I’ll get into the standard introductory stuff a little bit later. But first: To help myself process the difference between my Yankee expectations and the realities of Atlanta (which, in the North, we all think is Savannah), I wrote this silly thing. I share it with you now at the risk of making myself look pretentious and ridiculous, which I am.
US Poet Laureate Billy Collins defines the paradelle this way: The paradelle is one of the more demanding French fixed forms, first appearing in the langue d’oc love poetry of the eleventh century. It is a poem of four six-line stanzas in which the first and second lines, as well as the third and fourth lines of the first three stanzas, must be identical. The fifth and sixth lines, which traditionally resolve these stanzas, must use all the words from the preceding lines and only those words. Similarly, the final stanza must use every word from all the preceding stanzas and only those words.
Here’s my attempt at the form:
Paradelle for Atlanta
I imagine you soaking wet in a sundress with sweat.
I imagine you soaking wet in a sundress with sweat.
You hold a pitcher of sweet tea and drip with Spanish moss.
You hold a pitcher of sweet tea and drip with Spanish moss.
I imagine you drip sweet sweat in a pitcher with dry tea.
And hold you of soaking wet moss with a Spanish sundress.
Why don’t we drink lemonade with Confederate ghosts?
Why don’t we drink lemonade with Confederate ghosts?
Shouldn’t you be shaking cocktails and hopping bars?
Shouldn’t you be shaking cocktails and hopping bars?
Why shouldn’t we be Confederate cocktails with lemonade bars?
Don’t you drink hopping and shaking ghosts?
You’re feathery pines instead of picket-fence plantations.
You’re feathery pines instead of picket-fence plantations.
You’re more about the Spanish conqueror and Coca-Cola.

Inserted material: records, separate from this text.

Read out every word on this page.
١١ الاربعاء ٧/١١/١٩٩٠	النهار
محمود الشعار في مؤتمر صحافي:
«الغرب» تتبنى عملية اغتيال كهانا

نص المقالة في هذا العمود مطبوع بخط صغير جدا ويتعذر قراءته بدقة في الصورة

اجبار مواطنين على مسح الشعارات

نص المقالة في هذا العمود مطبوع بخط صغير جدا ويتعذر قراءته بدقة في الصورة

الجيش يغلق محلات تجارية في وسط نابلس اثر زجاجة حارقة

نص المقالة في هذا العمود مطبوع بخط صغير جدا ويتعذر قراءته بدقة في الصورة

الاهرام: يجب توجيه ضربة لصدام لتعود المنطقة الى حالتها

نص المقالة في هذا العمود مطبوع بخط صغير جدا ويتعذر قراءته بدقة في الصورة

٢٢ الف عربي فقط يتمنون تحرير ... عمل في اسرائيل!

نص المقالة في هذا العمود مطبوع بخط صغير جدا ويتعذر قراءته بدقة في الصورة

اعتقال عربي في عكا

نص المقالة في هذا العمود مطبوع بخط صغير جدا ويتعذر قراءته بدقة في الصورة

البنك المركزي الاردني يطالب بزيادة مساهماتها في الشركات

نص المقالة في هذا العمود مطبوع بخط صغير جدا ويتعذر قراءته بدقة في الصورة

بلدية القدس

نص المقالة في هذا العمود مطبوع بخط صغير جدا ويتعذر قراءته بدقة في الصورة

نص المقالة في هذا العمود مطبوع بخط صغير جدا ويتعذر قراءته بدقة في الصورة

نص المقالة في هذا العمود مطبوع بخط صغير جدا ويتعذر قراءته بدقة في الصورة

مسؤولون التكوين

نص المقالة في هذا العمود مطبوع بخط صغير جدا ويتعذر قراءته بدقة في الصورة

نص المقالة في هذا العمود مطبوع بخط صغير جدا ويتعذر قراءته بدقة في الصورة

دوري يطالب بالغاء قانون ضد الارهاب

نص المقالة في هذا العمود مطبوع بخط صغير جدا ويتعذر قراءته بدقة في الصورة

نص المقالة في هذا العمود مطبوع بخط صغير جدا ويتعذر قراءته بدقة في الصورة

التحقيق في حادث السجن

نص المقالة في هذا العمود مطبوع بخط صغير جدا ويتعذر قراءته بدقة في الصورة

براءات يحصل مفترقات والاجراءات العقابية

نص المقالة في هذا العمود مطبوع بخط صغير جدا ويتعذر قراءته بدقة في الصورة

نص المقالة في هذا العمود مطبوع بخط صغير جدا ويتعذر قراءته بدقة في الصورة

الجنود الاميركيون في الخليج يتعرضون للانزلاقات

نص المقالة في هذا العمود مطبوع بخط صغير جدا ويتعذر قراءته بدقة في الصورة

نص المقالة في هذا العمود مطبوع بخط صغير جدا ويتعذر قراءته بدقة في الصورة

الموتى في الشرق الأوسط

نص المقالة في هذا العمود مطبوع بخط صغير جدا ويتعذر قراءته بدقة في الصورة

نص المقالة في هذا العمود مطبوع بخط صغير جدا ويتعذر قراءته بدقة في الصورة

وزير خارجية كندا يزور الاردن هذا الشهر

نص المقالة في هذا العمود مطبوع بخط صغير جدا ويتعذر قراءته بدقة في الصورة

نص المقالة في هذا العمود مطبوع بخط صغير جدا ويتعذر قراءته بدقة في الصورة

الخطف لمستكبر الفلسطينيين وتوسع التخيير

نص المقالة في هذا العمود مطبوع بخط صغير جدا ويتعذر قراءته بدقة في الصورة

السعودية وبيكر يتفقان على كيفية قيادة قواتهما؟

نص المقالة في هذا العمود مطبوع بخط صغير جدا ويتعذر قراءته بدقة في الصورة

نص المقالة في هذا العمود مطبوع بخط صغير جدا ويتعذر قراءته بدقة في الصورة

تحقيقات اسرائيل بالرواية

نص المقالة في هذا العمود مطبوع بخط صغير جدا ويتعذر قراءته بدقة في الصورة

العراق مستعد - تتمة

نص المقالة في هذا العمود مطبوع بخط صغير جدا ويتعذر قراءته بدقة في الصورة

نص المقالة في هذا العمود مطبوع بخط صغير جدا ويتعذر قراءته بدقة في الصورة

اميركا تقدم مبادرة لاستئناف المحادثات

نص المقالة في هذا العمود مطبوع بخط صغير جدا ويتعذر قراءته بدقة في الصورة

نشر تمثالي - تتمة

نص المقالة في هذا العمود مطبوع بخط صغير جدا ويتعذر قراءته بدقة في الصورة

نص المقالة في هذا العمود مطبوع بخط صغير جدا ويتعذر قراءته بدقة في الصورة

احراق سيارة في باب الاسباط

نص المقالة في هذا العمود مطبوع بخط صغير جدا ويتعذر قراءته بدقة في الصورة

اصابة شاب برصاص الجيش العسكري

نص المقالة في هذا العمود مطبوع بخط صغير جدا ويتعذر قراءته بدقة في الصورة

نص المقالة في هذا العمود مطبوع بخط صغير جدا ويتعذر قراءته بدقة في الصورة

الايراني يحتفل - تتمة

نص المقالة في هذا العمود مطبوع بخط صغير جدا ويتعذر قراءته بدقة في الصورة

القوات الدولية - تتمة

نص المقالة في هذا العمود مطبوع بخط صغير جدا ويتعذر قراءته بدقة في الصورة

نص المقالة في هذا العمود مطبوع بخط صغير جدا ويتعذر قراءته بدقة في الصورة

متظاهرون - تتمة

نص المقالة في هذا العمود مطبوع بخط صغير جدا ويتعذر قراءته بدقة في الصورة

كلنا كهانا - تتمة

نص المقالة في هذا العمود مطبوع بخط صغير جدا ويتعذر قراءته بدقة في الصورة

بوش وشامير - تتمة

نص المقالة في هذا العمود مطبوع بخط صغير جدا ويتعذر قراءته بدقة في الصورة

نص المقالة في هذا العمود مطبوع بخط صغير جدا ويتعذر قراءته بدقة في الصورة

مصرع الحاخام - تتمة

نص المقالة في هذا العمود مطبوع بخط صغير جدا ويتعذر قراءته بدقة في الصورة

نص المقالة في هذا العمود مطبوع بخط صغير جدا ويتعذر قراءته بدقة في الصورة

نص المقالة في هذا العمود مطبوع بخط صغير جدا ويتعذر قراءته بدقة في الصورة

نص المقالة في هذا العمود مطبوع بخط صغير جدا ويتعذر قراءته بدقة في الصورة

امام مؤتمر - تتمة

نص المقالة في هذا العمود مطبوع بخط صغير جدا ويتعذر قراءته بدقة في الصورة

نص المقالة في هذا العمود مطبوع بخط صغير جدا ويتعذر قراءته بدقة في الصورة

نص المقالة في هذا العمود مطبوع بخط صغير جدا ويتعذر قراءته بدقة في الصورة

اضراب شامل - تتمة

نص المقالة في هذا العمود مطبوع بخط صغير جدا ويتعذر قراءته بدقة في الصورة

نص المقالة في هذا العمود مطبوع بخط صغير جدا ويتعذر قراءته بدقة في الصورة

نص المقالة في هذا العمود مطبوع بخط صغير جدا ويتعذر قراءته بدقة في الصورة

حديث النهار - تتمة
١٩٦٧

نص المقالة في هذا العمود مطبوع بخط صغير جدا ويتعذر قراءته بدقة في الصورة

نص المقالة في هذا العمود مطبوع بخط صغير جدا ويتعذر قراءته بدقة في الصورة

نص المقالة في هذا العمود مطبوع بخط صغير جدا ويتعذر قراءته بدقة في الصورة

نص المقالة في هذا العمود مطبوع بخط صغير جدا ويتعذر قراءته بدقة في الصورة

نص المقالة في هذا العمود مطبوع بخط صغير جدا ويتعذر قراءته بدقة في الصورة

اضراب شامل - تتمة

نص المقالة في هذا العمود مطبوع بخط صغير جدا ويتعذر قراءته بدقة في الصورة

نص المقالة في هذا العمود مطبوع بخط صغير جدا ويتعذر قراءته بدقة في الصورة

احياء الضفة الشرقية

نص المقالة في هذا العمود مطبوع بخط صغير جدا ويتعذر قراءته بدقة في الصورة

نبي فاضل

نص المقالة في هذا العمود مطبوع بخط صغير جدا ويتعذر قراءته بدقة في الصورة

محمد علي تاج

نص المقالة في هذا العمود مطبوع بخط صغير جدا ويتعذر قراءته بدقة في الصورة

You’re more about the Spanish conqueror and Coca-Cola.
The feathery fence conqueror pines more instead of you’re Spanish.
You’re Coca-Cola about picket and plantations.
Don’t you imagine you’re shaking Coca-Cola with lemonade moss?
We wet conquerors drink about plantations instead of soaking in Confederate tea.
Why you’re a sundress and the sweat of cocktails.
You and I dry a feathery pitcher with a picket fence.
Sweet pines drip with ghosts.
Be hopping with Spanish and more Spanish bars.
Well done, Will. And welcome! Now, let’s have a sestina!
i thought i was the only idiot who totally thought atlanta was on the southern georgia coast. i’m glad to know i’m not alone.